Today we are going to make some Sausage Egg Muffins! Breakfast is hard – especially with little ones. These muffins are great for kids and adults of all ages. This recipe makes 12 muffins at a time. And if you don’t think you’re going to use them all, they are great for popping in the freezer and heating up as needed.
The ingredients I used were all from the Old Dutch Cupboard – Alderfer Pastured Organic Eggs, South Mountain Creamery Whole Milk, September Farm Cheddar Cheese, Lancaster Farm Fresh Pork Country Sausage Links, Redmond Salt (not pictured) and Frontier Co-op Adobe Seasoning (not pictured). Of course, you can supplement with the brands you like as well!

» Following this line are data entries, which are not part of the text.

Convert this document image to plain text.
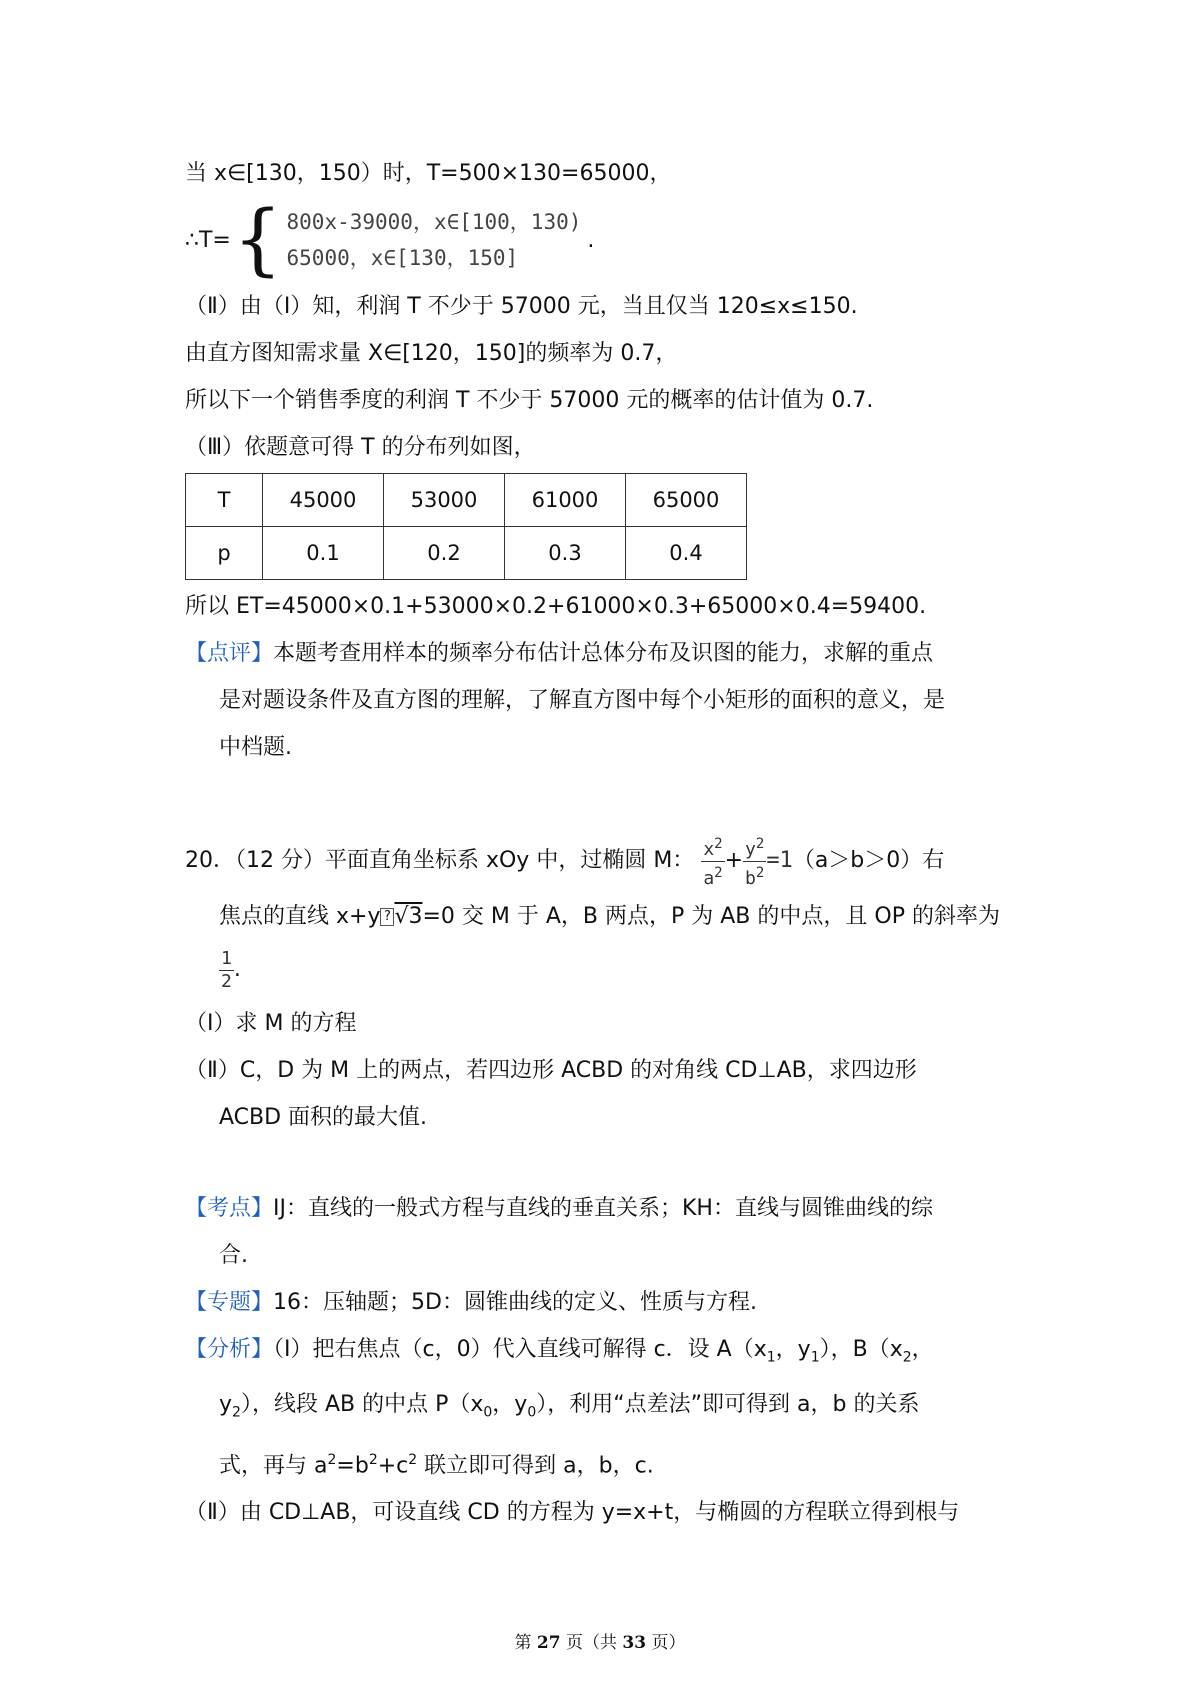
当 x∈[130，150）时，T=500×130=65000，

∴T= { 800x-39000，x∈[100，130)
65000，x∈[130，150]
.

（Ⅱ）由（Ⅰ）知，利润 T 不少于 57000 元，当且仅当 120≤x≤150.

由直方图知需求量 X∈[120，150]的频率为 0.7，

所以下一个销售季度的利润 T 不少于 57000 元的概率的估计值为 0.7.

（Ⅲ）依题意可得 T 的分布列如图，

T	45000	53000	61000	65000
p	0.1	0.2	0.3	0.4

所以 ET=45000×0.1+53000×0.2+61000×0.3+65000×0.4=59400.

【点评】本题考查用样本的频率分布估计总体分布及识图的能力，求解的重点

是对题设条件及直方图的理解，了解直方图中每个小矩形的面积的意义，是

中档题.

20．（12 分）平面直角坐标系 xOy 中，过椭圆 M： $\frac{x^2}{a^2} + \frac{y^2}{b^2} =1(a>b>0)$右

焦点的直线 x+y ? √3=0 交 M 于 A，B 两点，P 为 AB 的中点，且 OP 的斜率为

$\frac{1}{2}$ .

（Ⅰ）求 M 的方程

（Ⅱ）C，D 为 M 上的两点，若四边形 ACBD 的对角线 CD⊥AB，求四边形

ACBD 面积的最大值.

【考点】IJ：直线的一般式方程与直线的垂直关系；KH：直线与圆锥曲线的综

合.

【专题】16：压轴题；5D：圆锥曲线的定义、性质与方程.

【分析】（Ⅰ）把右焦点（c，0）代入直线可解得 c．设 $A(x_1$，$y_1$），$B(x_2$，

$y_2$），线段 AB 的中点 $P(x_0$，$y_0$），利用“点差法”即可得到 a，b 的关系

式，再与 $a^2=b^2+c^2$ 联立即可得到 a，b，c.

（Ⅱ）由 CD⊥AB，可设直线 CD 的方程为 y=x+t，与椭圆的方程联立得到根与

第 27 页（共 33 页）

Let’s get started! To start, brown your sausage in a skillet over medium heat. Once cooked, cut it up into small pieces. As you are cooking your sausage, preheat your oven to 350 degrees and grease your muffin pan.
Next, combine your eggs, milk, salt, and adobe seasoning. Whisk together until well combined.
Grate your cheese.
Then add the cheese and sausage to the egg mixture. I used about 1/2 cup of cheese and 4 sausage links cut up, but you can use however much is good for you!
Using a laddle fill the muffin pan. Bake for 18-20 minutes until egg mixture is set.
Eat immediately. Or once cool, place in a container to keep in the fridge, or wrap individual muffins in plastic wrap and place in a bag in the freezer.